🤖 AI Summary
A new paper formalizes five intrinsic ceilings on LLM scaling—hallucination, context compression, reasoning degradation, retrieval fragility, and multimodal misalignment—by connecting empirical failure modes to fundamental limits from computability, information theory, geometry, and learning theory. The authors prove that any computably enumerable model family must fail on some inputs via diagonalization, and that undecidable queries yield infinite failure sets for all computable predictors. They also show that finite description length and information-theoretic/statistical bounds impose irreducible compression error and prohibitively large sample complexity for long‑tail factual knowledge. Geometric and optimization effects (positional under‑training, encoding attenuation, softmax crowding) effectively shrink usable context length, and likelihood‑based training biases models toward pattern completion rather than true inference. Retrieval under token and coupling limits produces semantic drift and noise, while multimodal scaling tends to preserve only shallow cross‑modal alignment.
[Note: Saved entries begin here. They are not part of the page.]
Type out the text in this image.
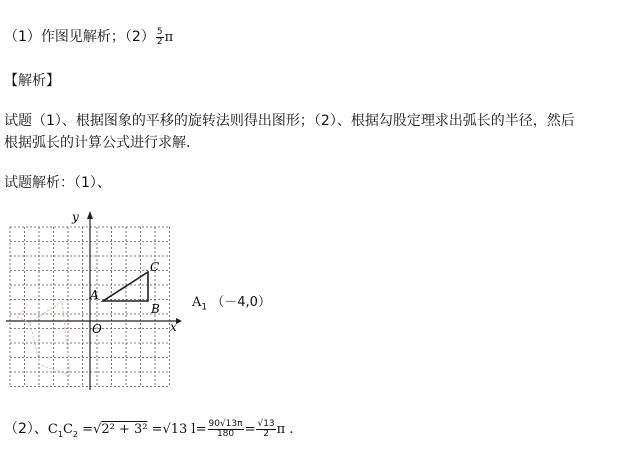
（1）作图见解析；$(2) \frac{5}{2}$ π
【解析】
试题（1）、根据图象的平移的旋转法则得出图形；（2）、根据勾股定理求出弧长的半径，然后
根据弧长的计算公式进行求解.
试题解析：（1）、
y
x
O
A
B
C
$A_1$ （－4,0）
（2）、$C_1C_2 =√2^2 + 3^2 =√13$ $l= \frac{90√13\pi}{180} = \frac{√13}{2}$ π .
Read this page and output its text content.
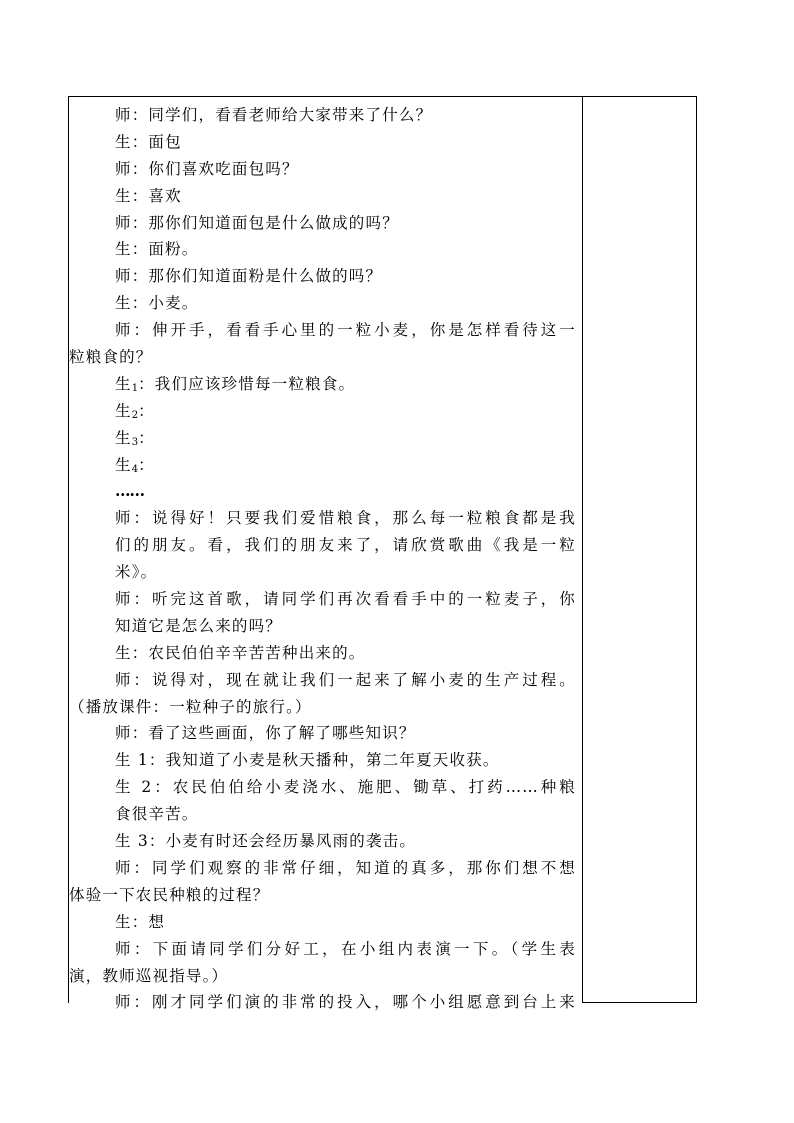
师：同学们，看看老师给大家带来了什么？
生：面包
师：你们喜欢吃面包吗？
生：喜欢
师：那你们知道面包是什么做成的吗？
生：面粉。
师：那你们知道面粉是什么做的吗？
生：小麦。
师：伸开手，看看手心里的一粒小麦，你是怎样看待这一
粒粮食的？
生$_1$：我们应该珍惜每一粒粮食。
生$_2$：
生$_3$：
生$_4$：
……
师：说得好！只要我们爱惜粮食，那么每一粒粮食都是我
们的朋友。看，我们的朋友来了，请欣赏歌曲《我是一粒
米》。
师：听完这首歌，请同学们再次看看手中的一粒麦子，你
知道它是怎么来的吗？
生：农民伯伯辛辛苦苦种出来的。
师：说得对，现在就让我们一起来了解小麦的生产过程。
（播放课件：一粒种子的旅行。）
师：看了这些画面，你了解了哪些知识？
生 1：我知道了小麦是秋天播种，第二年夏天收获。
生 2：农民伯伯给小麦浇水、施肥、锄草、打药……种粮
食很辛苦。
生 3：小麦有时还会经历暴风雨的袭击。
师：同学们观察的非常仔细，知道的真多，那你们想不想
体验一下农民种粮的过程？
生：想
师：下面请同学们分好工，在小组内表演一下。（学生表
演，教师巡视指导。）
师：刚才同学们演的非常的投入，哪个小组愿意到台上来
The significance is twofold: it explains why pure scale alone cannot eliminate core LLM failures and gives a rigorous taxonomy of when scaling helps versus where it saturates or is impossible. For practitioners, the paper suggests concrete mitigations—bounded‑oracle retrieval, positional curricula, sparse or hierarchical attention—and reframes future work toward algorithmic, architectural, and data-efficiency solutions rather than blind parameter growth.